Search code examples
rpermutationhypothesis-testpermute

Setting up a permutation design (using permute package)


The main question I have is how to create a permutation design for the following sampling design: Data was collected under a shrub and directly nearby, outside the shrub influence. We called this 'pair' (df$pair); Three different shrub species were chosen, and we expect that the response will vary for each shrub. For example, shrub 1 will increase the response variable while shrub 2 will not change and shrub 3 will decrease. (We are not interested whether the response changes among a specific condition among each shrub, such as a comparison between under shrub 1 vs outside shrub 2). I am not sure if I should include the shrub species (either shrub or condition_shrub) as a 'block' in the perm design or not.

The hypothesis is being tested through a multivariate glm using mvabund package.

Data for permutations is similar to this:

df <- data.frame(
  pair = rep(1:30, each = 2),
  condition = rep(c("under", "outside"), times = 10),
  shrub = rep(c("shrub1", "shurb2", "shrub3"), each = 20),
  condition_shrub = c(
    rep(c(rep("shrub1", 1), "outside"), times = 10),
    rep(c(rep("shrub2", 1), "outside"), times = 10),
    rep(c(rep("shrub3", 1), "outside"), times = 10)
  )
)

So far I came up with this solution, but I am not sure this is correct to test our hypothesis.

I started building a model like this:

model <- manyglm(response ~ shrub*pair,
  family = negative.binomial, data = df)

However, I realized that in this way I would up testing whether conditions within shrubs change among each other (such as condition under shrub 1 vc condition outside shrub 3).

So I come up with another model that seems to make more sense:

model <- manyglm(response ~ condition_shrub,
  family = negative.binomial, data = df).

In this way, I treated the outside condition as a factor level (along with all the three shrub species).

perm.ctrl <- how(
  within=Within(type="free"),
  plots  = Plots(strata = df$pair, type = "free"),
  blocks = df$shrub,
  nperm = 9999)

I understand that with this design the permutations are occurring always within each shrub type (and outside) and the paired structure is being preserved. Can someone guide me through this?

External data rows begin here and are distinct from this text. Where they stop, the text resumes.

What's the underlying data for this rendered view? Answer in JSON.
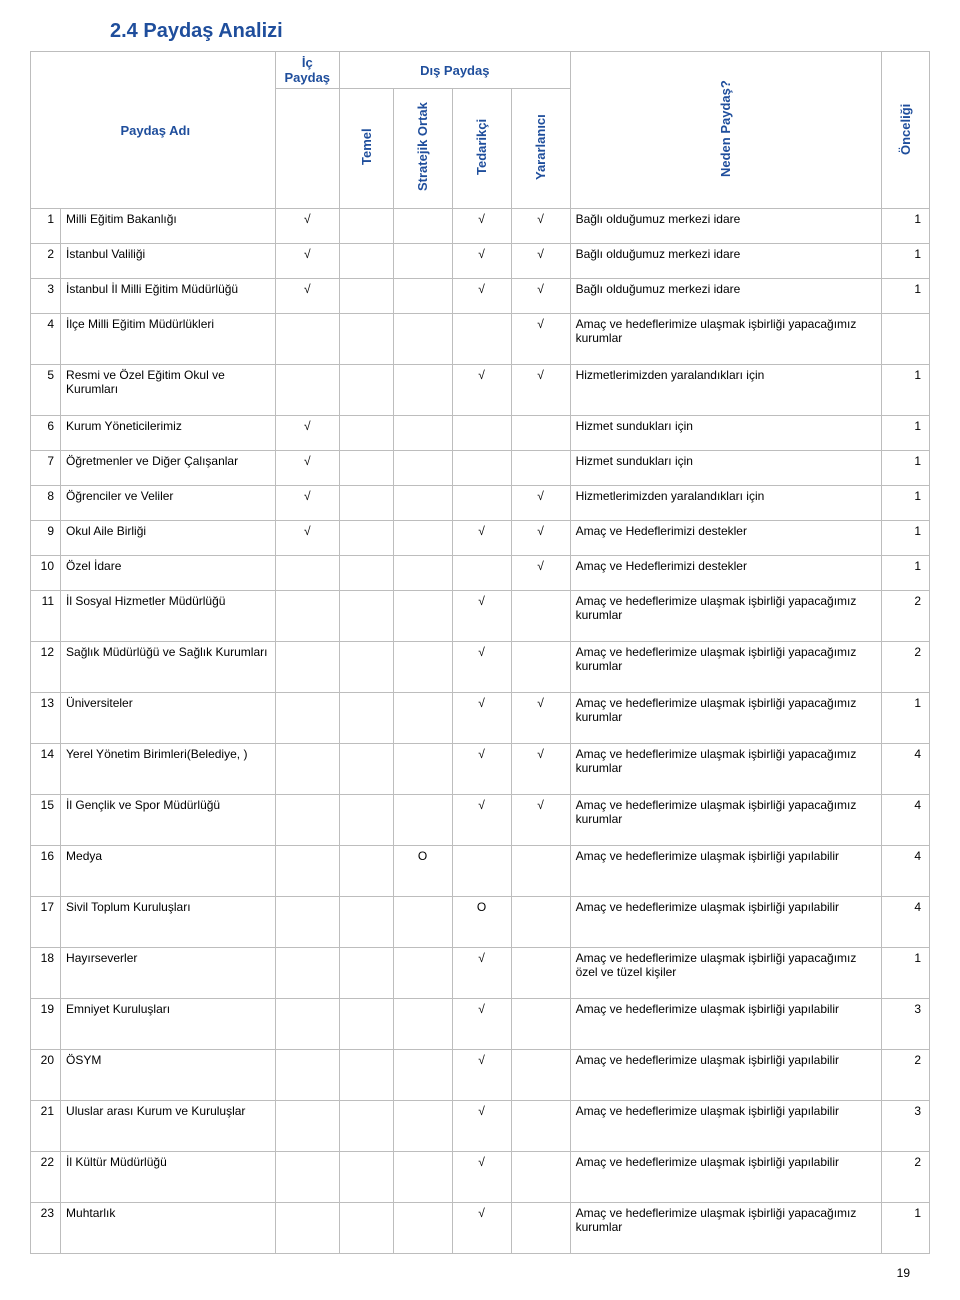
{
  "title": "2.4  Paydaş Analizi",
  "headers": {
    "paydas_adi": "Paydaş Adı",
    "ic_paydas": "İç Paydaş",
    "dis_paydas": "Dış Paydaş",
    "temel": "Temel",
    "stratejik_ortak": "Stratejik Ortak",
    "tedarikci": "Tedarikçi",
    "yararlanici": "Yararlanıcı",
    "neden_paydas": "Neden Paydaş?",
    "onceligi": "Önceliği"
  },
  "rows": [
    {
      "n": "1",
      "name": "Milli Eğitim Bakanlığı",
      "ic": "√",
      "t": "",
      "s": "",
      "td": "√",
      "y": "√",
      "neden": "Bağlı olduğumuz merkezi idare",
      "onc": "1"
    },
    {
      "n": "2",
      "name": "İstanbul Valiliği",
      "ic": "√",
      "t": "",
      "s": "",
      "td": "√",
      "y": "√",
      "neden": "Bağlı olduğumuz merkezi idare",
      "onc": "1"
    },
    {
      "n": "3",
      "name": "İstanbul İl Milli Eğitim Müdürlüğü",
      "ic": "√",
      "t": "",
      "s": "",
      "td": "√",
      "y": "√",
      "neden": "Bağlı olduğumuz merkezi idare",
      "onc": "1"
    },
    {
      "n": "4",
      "name": "İlçe Milli Eğitim Müdürlükleri",
      "ic": "",
      "t": "",
      "s": "",
      "td": "",
      "y": "√",
      "neden": "Amaç ve hedeflerimize ulaşmak işbirliği yapacağımız kurumlar",
      "onc": ""
    },
    {
      "n": "5",
      "name": "Resmi ve Özel Eğitim Okul ve Kurumları",
      "ic": "",
      "t": "",
      "s": "",
      "td": "√",
      "y": "√",
      "neden": "Hizmetlerimizden yaralandıkları için",
      "onc": "1"
    },
    {
      "n": "6",
      "name": "Kurum Yöneticilerimiz",
      "ic": "√",
      "t": "",
      "s": "",
      "td": "",
      "y": "",
      "neden": "Hizmet sundukları için",
      "onc": "1"
    },
    {
      "n": "7",
      "name": "Öğretmenler ve Diğer Çalışanlar",
      "ic": "√",
      "t": "",
      "s": "",
      "td": "",
      "y": "",
      "neden": "Hizmet sundukları için",
      "onc": "1"
    },
    {
      "n": "8",
      "name": "Öğrenciler ve Veliler",
      "ic": "√",
      "t": "",
      "s": "",
      "td": "",
      "y": "√",
      "neden": "Hizmetlerimizden yaralandıkları için",
      "onc": "1"
    },
    {
      "n": "9",
      "name": "Okul Aile Birliği",
      "ic": "√",
      "t": "",
      "s": "",
      "td": "√",
      "y": "√",
      "neden": "Amaç ve Hedeflerimizi destekler",
      "onc": "1"
    },
    {
      "n": "10",
      "name": "Özel İdare",
      "ic": "",
      "t": "",
      "s": "",
      "td": "",
      "y": "√",
      "neden": "Amaç ve Hedeflerimizi destekler",
      "onc": "1"
    },
    {
      "n": "11",
      "name": "İl Sosyal Hizmetler Müdürlüğü",
      "ic": "",
      "t": "",
      "s": "",
      "td": "√",
      "y": "",
      "neden": "Amaç ve hedeflerimize ulaşmak işbirliği yapacağımız kurumlar",
      "onc": "2"
    },
    {
      "n": "12",
      "name": "Sağlık Müdürlüğü ve Sağlık Kurumları",
      "ic": "",
      "t": "",
      "s": "",
      "td": "√",
      "y": "",
      "neden": "Amaç ve hedeflerimize ulaşmak işbirliği yapacağımız kurumlar",
      "onc": "2"
    },
    {
      "n": "13",
      "name": "Üniversiteler",
      "ic": "",
      "t": "",
      "s": "",
      "td": "√",
      "y": "√",
      "neden": "Amaç ve hedeflerimize ulaşmak işbirliği yapacağımız kurumlar",
      "onc": "1"
    },
    {
      "n": "14",
      "name": "Yerel Yönetim Birimleri(Belediye, )",
      "ic": "",
      "t": "",
      "s": "",
      "td": "√",
      "y": "√",
      "neden": "Amaç ve hedeflerimize ulaşmak işbirliği yapacağımız kurumlar",
      "onc": "4"
    },
    {
      "n": "15",
      "name": "İl Gençlik ve Spor Müdürlüğü",
      "ic": "",
      "t": "",
      "s": "",
      "td": "√",
      "y": "√",
      "neden": "Amaç ve hedeflerimize ulaşmak işbirliği yapacağımız kurumlar",
      "onc": "4"
    },
    {
      "n": "16",
      "name": "Medya",
      "ic": "",
      "t": "",
      "s": "O",
      "td": "",
      "y": "",
      "neden": "Amaç ve hedeflerimize ulaşmak işbirliği yapılabilir",
      "onc": "4"
    },
    {
      "n": "17",
      "name": "Sivil Toplum Kuruluşları",
      "ic": "",
      "t": "",
      "s": "",
      "td": "O",
      "y": "",
      "neden": "Amaç ve hedeflerimize ulaşmak işbirliği yapılabilir",
      "onc": "4"
    },
    {
      "n": "18",
      "name": "Hayırseverler",
      "ic": "",
      "t": "",
      "s": "",
      "td": "√",
      "y": "",
      "neden": "Amaç ve hedeflerimize ulaşmak işbirliği yapacağımız özel ve tüzel kişiler",
      "onc": "1"
    },
    {
      "n": "19",
      "name": "Emniyet Kuruluşları",
      "ic": "",
      "t": "",
      "s": "",
      "td": "√",
      "y": "",
      "neden": "Amaç ve hedeflerimize ulaşmak işbirliği yapılabilir",
      "onc": "3"
    },
    {
      "n": "20",
      "name": "ÖSYM",
      "ic": "",
      "t": "",
      "s": "",
      "td": "√",
      "y": "",
      "neden": "Amaç ve hedeflerimize ulaşmak işbirliği yapılabilir",
      "onc": "2"
    },
    {
      "n": "21",
      "name": "Uluslar arası Kurum ve Kuruluşlar",
      "ic": "",
      "t": "",
      "s": "",
      "td": "√",
      "y": "",
      "neden": "Amaç ve hedeflerimize ulaşmak işbirliği yapılabilir",
      "onc": "3"
    },
    {
      "n": "22",
      "name": "İl Kültür Müdürlüğü",
      "ic": "",
      "t": "",
      "s": "",
      "td": "√",
      "y": "",
      "neden": "Amaç ve hedeflerimize ulaşmak işbirliği yapılabilir",
      "onc": "2"
    },
    {
      "n": "23",
      "name": "Muhtarlık",
      "ic": "",
      "t": "",
      "s": "",
      "td": "√",
      "y": "",
      "neden": "Amaç ve hedeflerimize ulaşmak işbirliği yapacağımız kurumlar",
      "onc": "1"
    }
  ],
  "page_number": "19",
  "tall_rows": [
    "4",
    "5",
    "11",
    "12",
    "13",
    "14",
    "15",
    "16",
    "17",
    "18",
    "19",
    "20",
    "21",
    "22",
    "23"
  ]
}
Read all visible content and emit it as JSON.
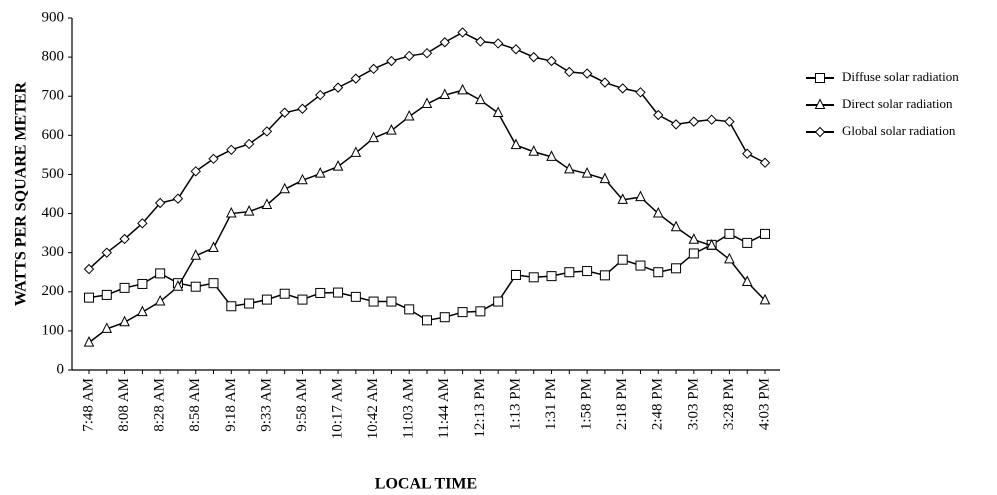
{
  "chart_data": {
    "type": "line",
    "xlabel": "LOCAL TIME",
    "ylabel": "WATTS PER SQUARE METER",
    "categories": [
      "7:48 AM",
      null,
      "8:08 AM",
      null,
      "8:28 AM",
      null,
      "8:58 AM",
      null,
      "9:18 AM",
      null,
      "9:33 AM",
      null,
      "9:58 AM",
      null,
      "10:17 AM",
      null,
      "10:42 AM",
      null,
      "11:03 AM",
      null,
      "11:44 AM",
      null,
      "12:13 PM",
      null,
      "1:13 PM",
      null,
      "1:31 PM",
      null,
      "1:58 PM",
      null,
      "2:18 PM",
      null,
      "2:48 PM",
      null,
      "3:03 PM",
      null,
      "3:28 PM",
      null,
      "4:03 PM"
    ],
    "series": [
      {
        "name": "Diffuse solar radiation",
        "color": "#000000",
        "marker": "square",
        "values": [
          185,
          192,
          210,
          220,
          247,
          222,
          213,
          222,
          163,
          170,
          180,
          195,
          180,
          197,
          198,
          187,
          175,
          175,
          155,
          127,
          135,
          148,
          150,
          175,
          243,
          237,
          240,
          250,
          253,
          242,
          282,
          267,
          250,
          260,
          298,
          320,
          348,
          325,
          348
        ]
      },
      {
        "name": "Direct solar radiation",
        "color": "#000000",
        "marker": "triangle",
        "values": [
          70,
          105,
          122,
          148,
          175,
          213,
          292,
          312,
          400,
          405,
          422,
          462,
          485,
          502,
          520,
          555,
          593,
          612,
          648,
          680,
          703,
          715,
          690,
          657,
          575,
          558,
          545,
          513,
          502,
          488,
          435,
          442,
          400,
          365,
          333,
          318,
          283,
          225,
          178
        ]
      },
      {
        "name": "Global solar radiation",
        "color": "#000000",
        "marker": "diamond",
        "values": [
          258,
          300,
          335,
          375,
          427,
          438,
          508,
          540,
          563,
          578,
          610,
          658,
          668,
          703,
          722,
          745,
          770,
          790,
          803,
          810,
          838,
          863,
          840,
          835,
          820,
          800,
          790,
          762,
          758,
          735,
          720,
          710,
          652,
          628,
          635,
          640,
          635,
          553,
          530
        ]
      }
    ],
    "ylim": [
      0,
      900
    ],
    "yticks": [
      0,
      100,
      200,
      300,
      400,
      500,
      600,
      700,
      800,
      900
    ],
    "grid": false,
    "legend": "right"
  }
}
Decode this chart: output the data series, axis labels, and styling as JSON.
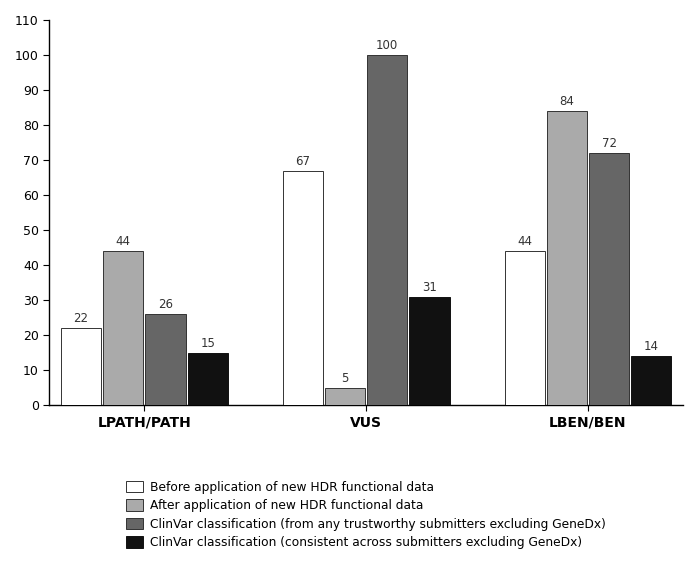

However, the way I see, I can ignore the paired sampling design and allow free permutations under this circumstance: 'condition_shrub', to test the hypothesis whether the response vary among each species and outside; that is, the response outside the shrubs will always be equal, but will change if under one of the shrubs.

Thanks in advance.


Solution

  • The thing you want to test is shrub so you need to permute the pair variable randomly. This will generate the null hypothesis of no effect of shrub because under this hypothesis it shouldn't matter if we mix pairs of observations from shrub1 with those of shrub2 or shrub3, and the value of shrub only varies at the pair level - it doesn't vary within a pair. So, to make this a valid test, we need to keep fixed (unpermuted) the samples for each pair (the under vs outside samples).

    So I think you need:

    model <- manyglm(response ~ shrub, family = negative.binomial, data = df)
    
    h <- with(
      df,
      how(
        within = Within(type = "none"),
        plots = Plots(strata = pair, type = "free"),
        nperm = 999
      )
    

    Because we are keeping the observations within each pair fixed, we don't include the variation due to under vs outside in the permutational distribution of the test statistics under H0.

    Conversely, if you were interested in the comparison of under verse outside, you would only want to permute the samples within a pair, not between pairs. You would achieve this using:

    model <- manyglm(response ~ condition * shrub,
      family = negative.binomial, data = df)
    
    h <- with(
      df,
      how(
        within = Within(type = "free"),
        blocks = shrub, # not needed but won't hurt
        plots  = Plots(strata = pair, type = "none"),
        nperm  = 999
      )
    

    Here, we probably want to account for differences between shrubs and potentially different condition effects for each shrub, hence the model specification I used. Note also that I have blocked on shrub; in this case I don't think this is necessary because you have uniquely coded your pairs. If you had the pairs coded as pair1, pair2, ... pair10 only, such that we had pair1 for each of the shrubs, we would need to block on shrub to stop samples being swapped between shrubs, which isn't appropriate.